EMNLP2025

T2R-BENCH: A Benchmark for Real World Table-to-Report Task

Jie Zhang, Changzai Pan, Sishi Xiong, Kaiwen Wei, Yu Zhao, Xiangyu Li, Jiaxin Peng, Xiaoyan Gu, Jian Yang, Wenhan Chang, Zhenhe Wu, Jiang Zhong, Shuangyong Song, Xuelong Li

2 citations

Abstract

Extensive research has been conducted to explore the capabilities of large language models (LLMs) in table reasoning. However, the essential task of transforming tables information into reports remains a significant challenge for industrial applications. This task is plagued by two critical issues: 1) the complexity and diversity of tables lead to suboptimal reasoning outcomes; and 2) existing table benchmarks lack the capacity to adequately assess the practical application of this task.
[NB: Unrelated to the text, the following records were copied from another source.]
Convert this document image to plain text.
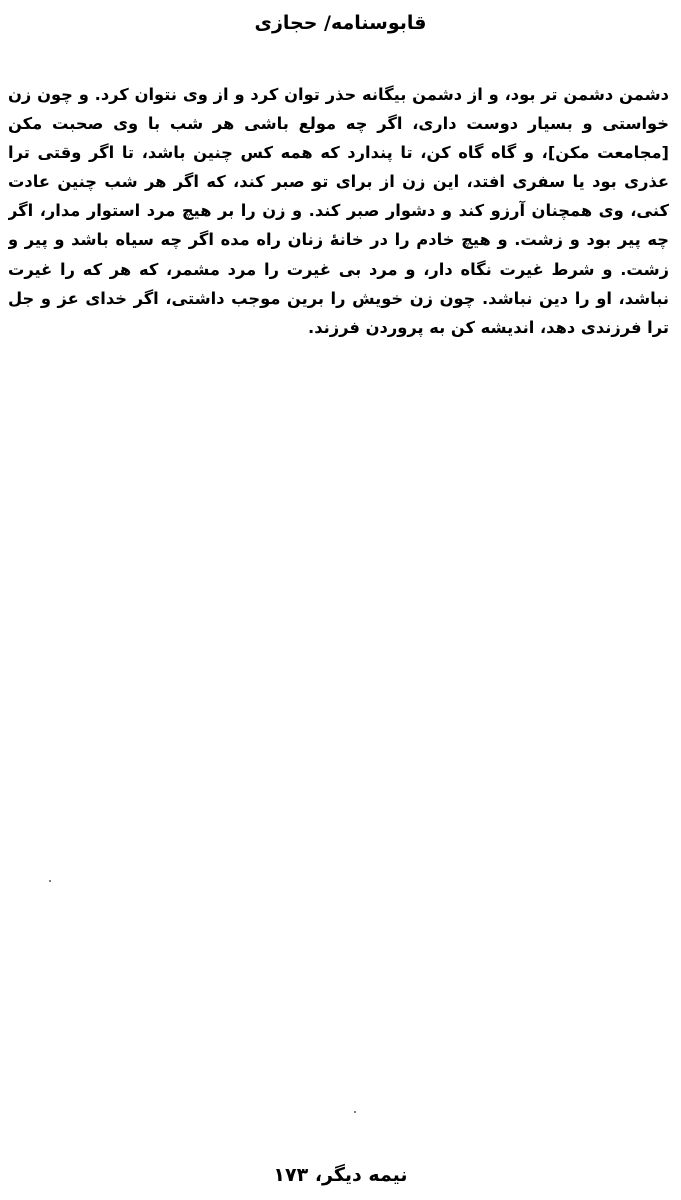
قابوسنامه/ حجازی
دشمن دشمن تر بود، و از دشمن بیگانه حذر توان کرد و از وی نتوان کرد. و چون زن
خواستی و بسیار دوست داری، اگر چه مولع باشی هر شب با وی صحبت مکن
[مجامعت مکن]، و گاه گاه کن، تا پندارد که همه کس چنین باشد، تا اگر وقتی ترا
عذری بود یا سفری افتد، این زن از برای تو صبر کند، که اگر هر شب چنین عادت
کنی، وی همچنان آرزو کند و دشوار صبر کند. و زن را بر هیچ مرد استوار مدار، اگر
چه پیر بود و زشت. و هیچ خادم را در خانهٔ زنان راه مده اگر چه سیاه باشد و پیر و
زشت. و شرط غیرت نگاه دار، و مرد بی غیرت را مرد مشمر، که هر که را غیرت
نباشد، او را دین نباشد. چون زن خویش را برین موجب داشتی، اگر خدای عز و جل
ترا فرزندی دهد، اندیشه کن به پروردن فرزند.
نیمه دیگر، ۱۷۳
To fill this gap, we propose the table-to-report task and construct a bilingual benchmark named T2R-bench, where the key information flow from the tables to the reports for this task. The benchmark comprises 457 industrial tables, all derived from real-world scenarios and encompassing 19 industry domains as well as 4 types of industrial tables. Furthermore, we propose an evaluation criteria to fairly measure the quality of report generation. The experiments on 25 widely-used LLMs reveal that even state-of-theart models like Deepseek-R1 only achieves performance with 62.71% overall score, indicating that LLMs still have room for improvement on T2R-bench.